Проводив друзей, Сергей глянул на стены. По темным овальным, прямоугольным, квадратным пятнам на выцветших обоях понял, что не реализовал отец, прибрали к рукам чиновники с полицейскими, опечатывавшими жилище.

Розенталь оказался прав. С утра повалили коллекционеры и перекупщики. По совету друга торговался. Господа, рассчитывавшие скупить произведения искусства «за три копейки», морщились, ахали, тосковали, но покупали по сережиным ценам. Все равно оставались в прибыли. Пару раз попытались «кинуть» – рассчитаться вышедшими из обращения латами. В таких случаях наследник увеличивал цену втрое, разумеется, в евро и не шел на уступки. Поохав, все равно купили. Два дня шла торговля. «Толкнул» весь гардероб отца, его архив, мольберты, краски. Что не купили, выбросил. Едва вернулся из банка, где положил наличные на банковскую карту, в дверь настойчиво позвонили. Предъявили удостоверения правительственных чиновников. Разочарованно глянули на пустые стены. Спросили, куда делись картины?

– Сам приехал к пустым стенам. Надо полагать, отец продал. Он жаловался, что денег не хватает. Подкидывал ему по возможности, – не моргнув глазом, соврал Сергей.

– Напоминаем, господин Поздняков, что в Латвии гостят три дня. Вы живете три дня и один вечер. Завтра вам надлежит покинуть жилище, являющееся собственностью государства. Здесь будут делать ремонт, и решать, как дальше использовать апартаменты.

– Что делать со всем этим? – обвел Сергей руками мебель, компьютер, бытовую технику.
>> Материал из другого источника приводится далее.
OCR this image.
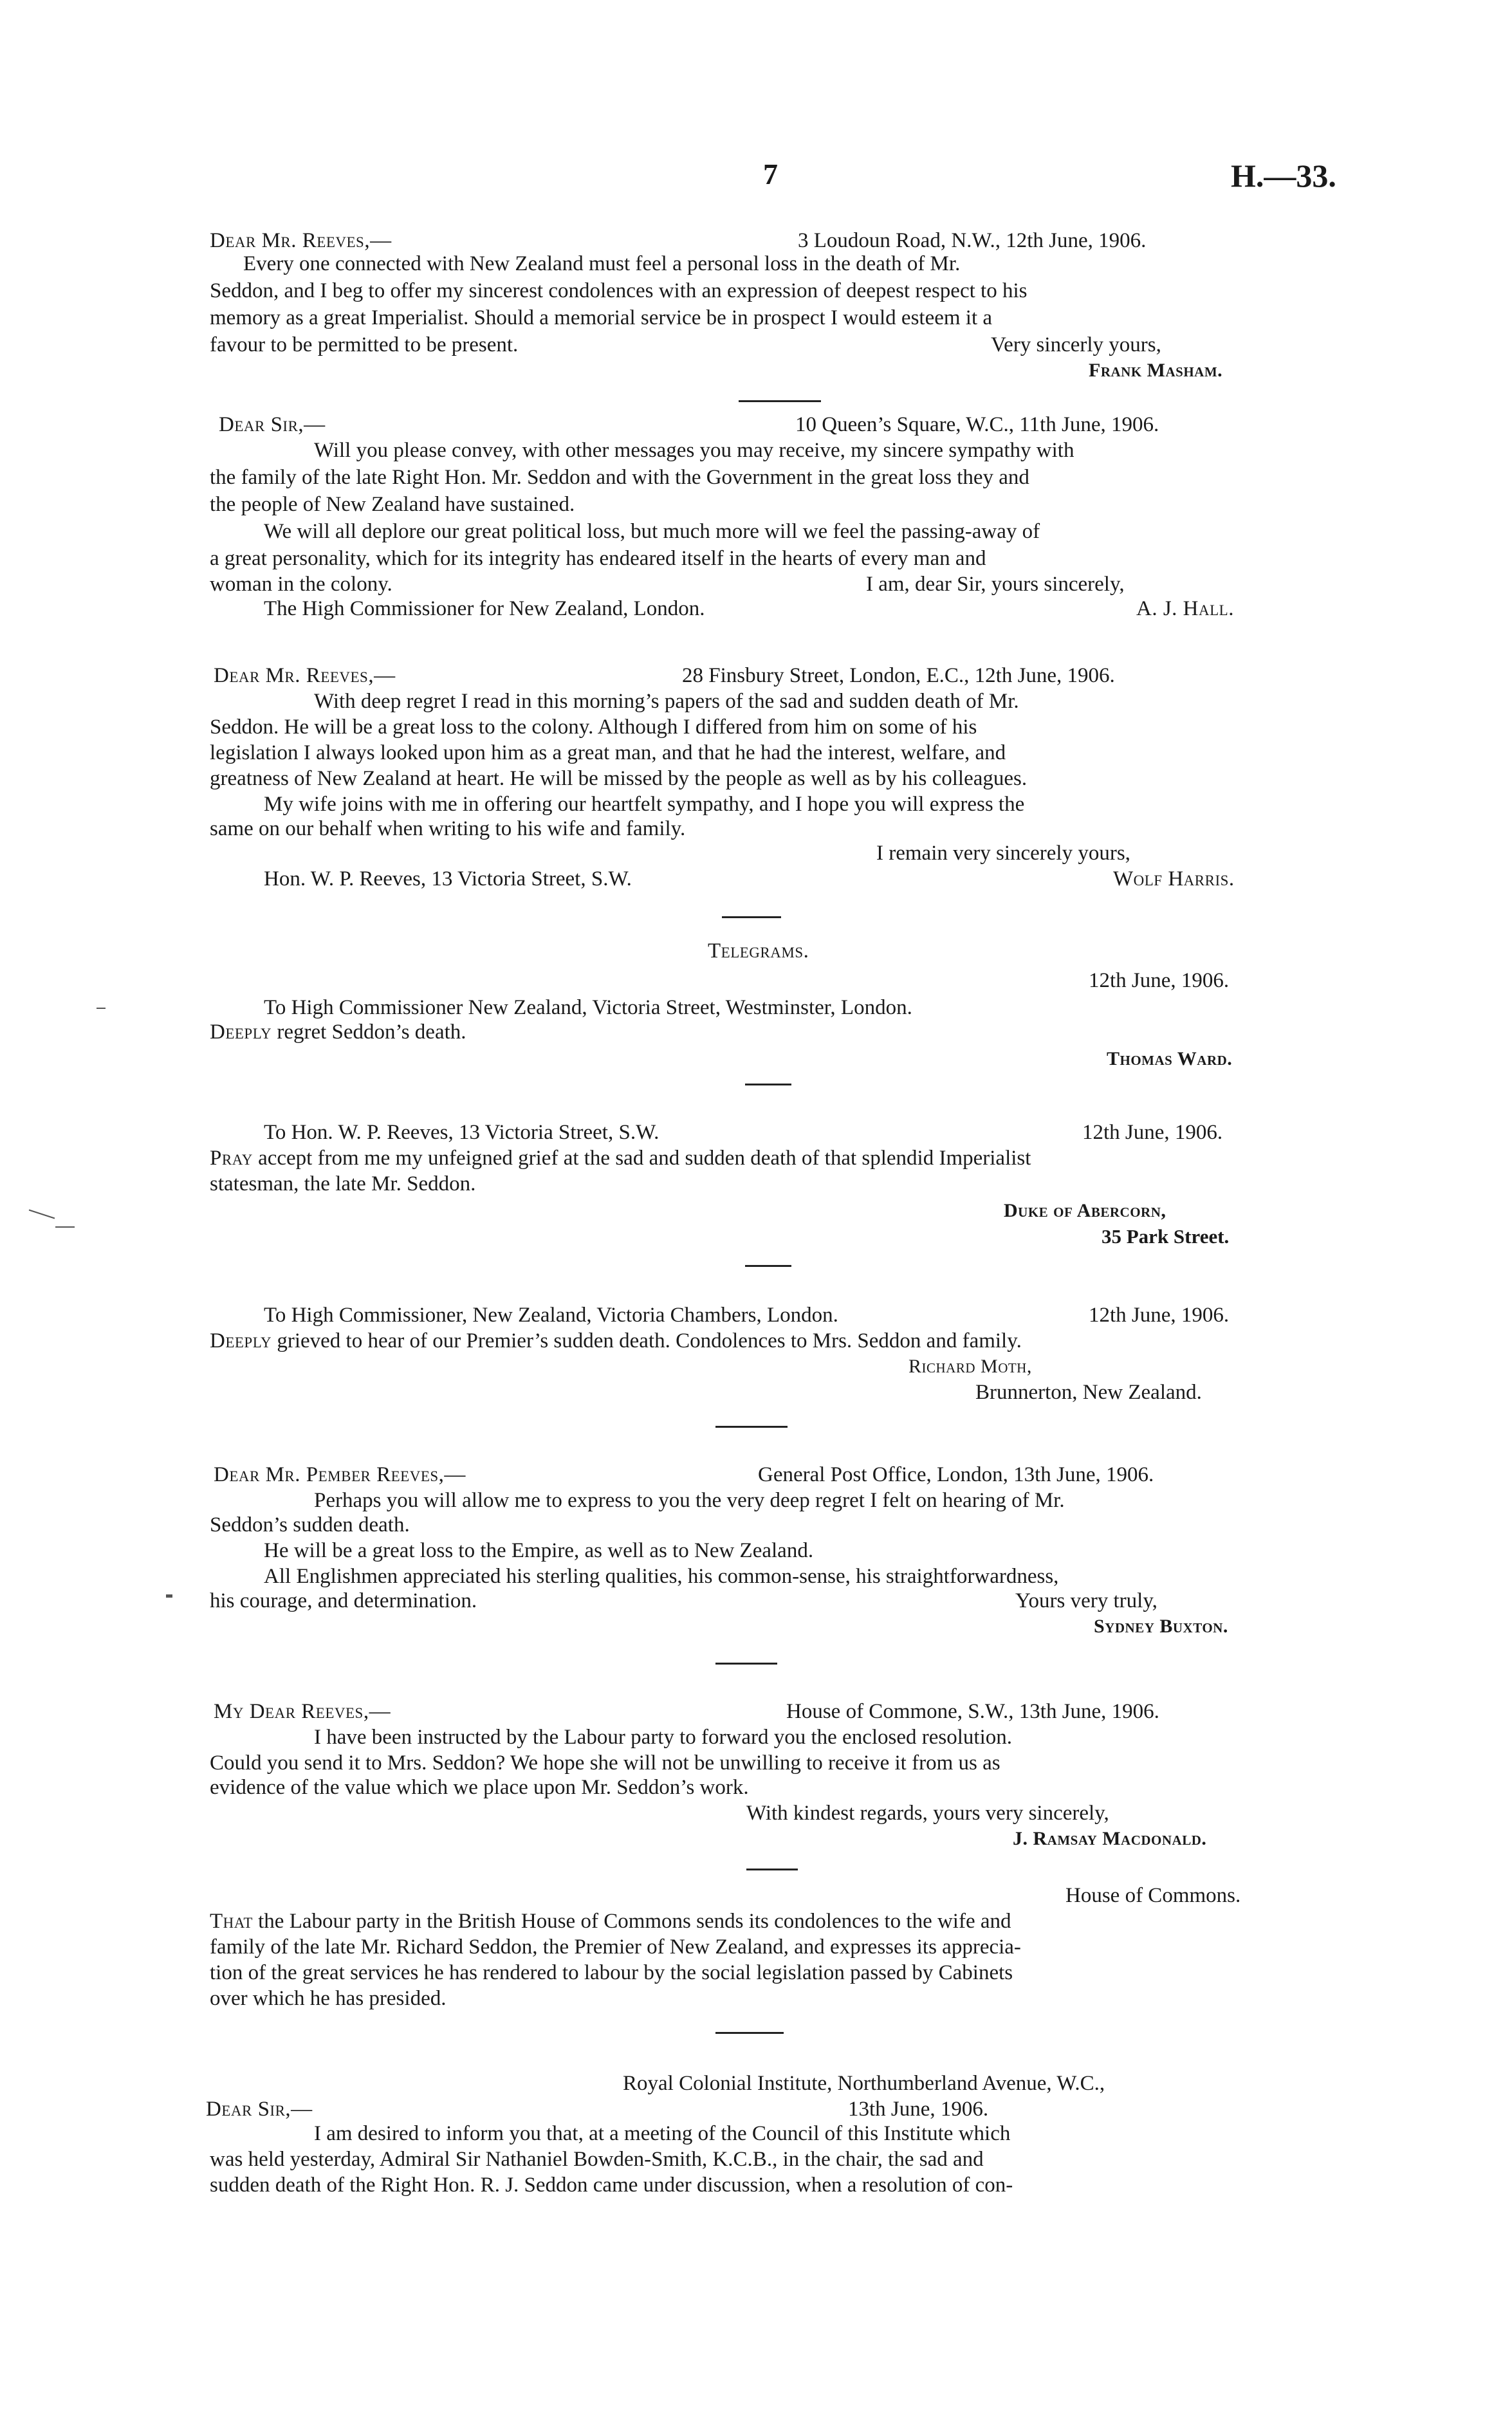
7	H.—33.
Dear Mr. Reeves,—	3 Loudoun Road, N.W., 12th June, 1906.
Every one connected with New Zealand must feel a personal loss in the death of Mr.
Seddon, and I beg to offer my sincerest condolences with an expression of deepest respect to his
memory as a great Imperialist. Should a memorial service be in prospect I would esteem it a
favour to be permitted to be present.	Very sincerly yours,
Frank Masham.
Dear Sir,—	10 Queen’s Square, W.C., 11th June, 1906.
Will you please convey, with other messages you may receive, my sincere sympathy with
the family of the late Right Hon. Mr. Seddon and with the Government in the great loss they and
the people of New Zealand have sustained.
We will all deplore our great political loss, but much more will we feel the passing-away of
a great personality, which for its integrity has endeared itself in the hearts of every man and
woman in the colony.	I am, dear Sir, yours sincerely,
The High Commissioner for New Zealand, London.	A. J. Hall.
Dear Mr. Reeves,—	28 Finsbury Street, London, E.C., 12th June, 1906.
With deep regret I read in this morning’s papers of the sad and sudden death of Mr.
Seddon. He will be a great loss to the colony. Although I differed from him on some of his
legislation I always looked upon him as a great man, and that he had the interest, welfare, and
greatness of New Zealand at heart. He will be missed by the people as well as by his colleagues.
My wife joins with me in offering our heartfelt sympathy, and I hope you will express the
same on our behalf when writing to his wife and family.
I remain very sincerely yours,
Hon. W. P. Reeves, 13 Victoria Street, S.W.	Wolf Harris.
Telegrams.
12th June, 1906.
To High Commissioner New Zealand, Victoria Street, Westminster, London.
Deeply regret Seddon’s death.
Thomas Ward.
To Hon. W. P. Reeves, 13 Victoria Street, S.W.	12th June, 1906.
Pray accept from me my unfeigned grief at the sad and sudden death of that splendid Imperialist
statesman, the late Mr. Seddon.
Duke of Abercorn,
35 Park Street.
To High Commissioner, New Zealand, Victoria Chambers, London.	12th June, 1906.
Deeply grieved to hear of our Premier’s sudden death. Condolences to Mrs. Seddon and family.
Richard Moth,
Brunnerton, New Zealand.
Dear Mr. Pember Reeves,—	General Post Office, London, 13th June, 1906.
Perhaps you will allow me to express to you the very deep regret I felt on hearing of Mr.
Seddon’s sudden death.
He will be a great loss to the Empire, as well as to New Zealand.
All Englishmen appreciated his sterling qualities, his common-sense, his straightforwardness,
his courage, and determination.	Yours very truly,
Sydney Buxton.
My Dear Reeves,—	House of Commone, S.W., 13th June, 1906.
I have been instructed by the Labour party to forward you the enclosed resolution.
Could you send it to Mrs. Seddon? We hope she will not be unwilling to receive it from us as
evidence of the value which we place upon Mr. Seddon’s work.
With kindest regards, yours very sincerely,
J. Ramsay Macdonald.
House of Commons.
That the Labour party in the British House of Commons sends its condolences to the wife and
family of the late Mr. Richard Seddon, the Premier of New Zealand, and expresses its apprecia-
tion of the great services he has rendered to labour by the social legislation passed by Cabinets
over which he has presided.
Royal Colonial Institute, Northumberland Avenue, W.C.,
13th June, 1906.
Dear Sir,—
I am desired to inform you that, at a meeting of the Council of this Institute which
was held yesterday, Admiral Sir Nathaniel Bowden-Smith, K.C.B., in the chair, the sad and
sudden death of the Right Hon. R. J. Seddon came under discussion, when a resolution of con-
– Все это, равно как автомобиль «Фольксваген», гараж для него также является собственностью государства. Соответствующие службы разберутся.

С билетами проблем не было. Вновь замелькали громады Академии наук и рынка, неказистые пристанционные постройки, ненавистный Кенгарагс, сосновые леса с полянами, где у хуторов паслись овечки с козочками, возлежали ухоженные коровы. Грели вырученные деньги и мысль, что через год он снова вернется сюда.

В посольстве в Москве сразу отправили в консульский отдел. Там четко разъяснили, что документы о предоставлении вида на жительство аннулированы, так как ухаживать больше не за кем. Добавили, что теперь процедуру надо проходить снова, а на это потребуется время и согласование в министерствах иностранных и внутренних дел маленькой, но гордой республики. При этом прохождение вряд ли станет успешным. Поскольку Юрис Карлис Петерис больше биологический отец Сергея, нежели родной. А родным отцом по сути дела является отставной полковник полиции Владимир Иванович Поздняков. Опять же, мама – русская. А по сему заявитель не является этническим латышом. В качестве «утешения», из гуманитарных соображений, выдали многократную шенгенскую визу для посещения и ухода за могилой папы Юриса.

1
...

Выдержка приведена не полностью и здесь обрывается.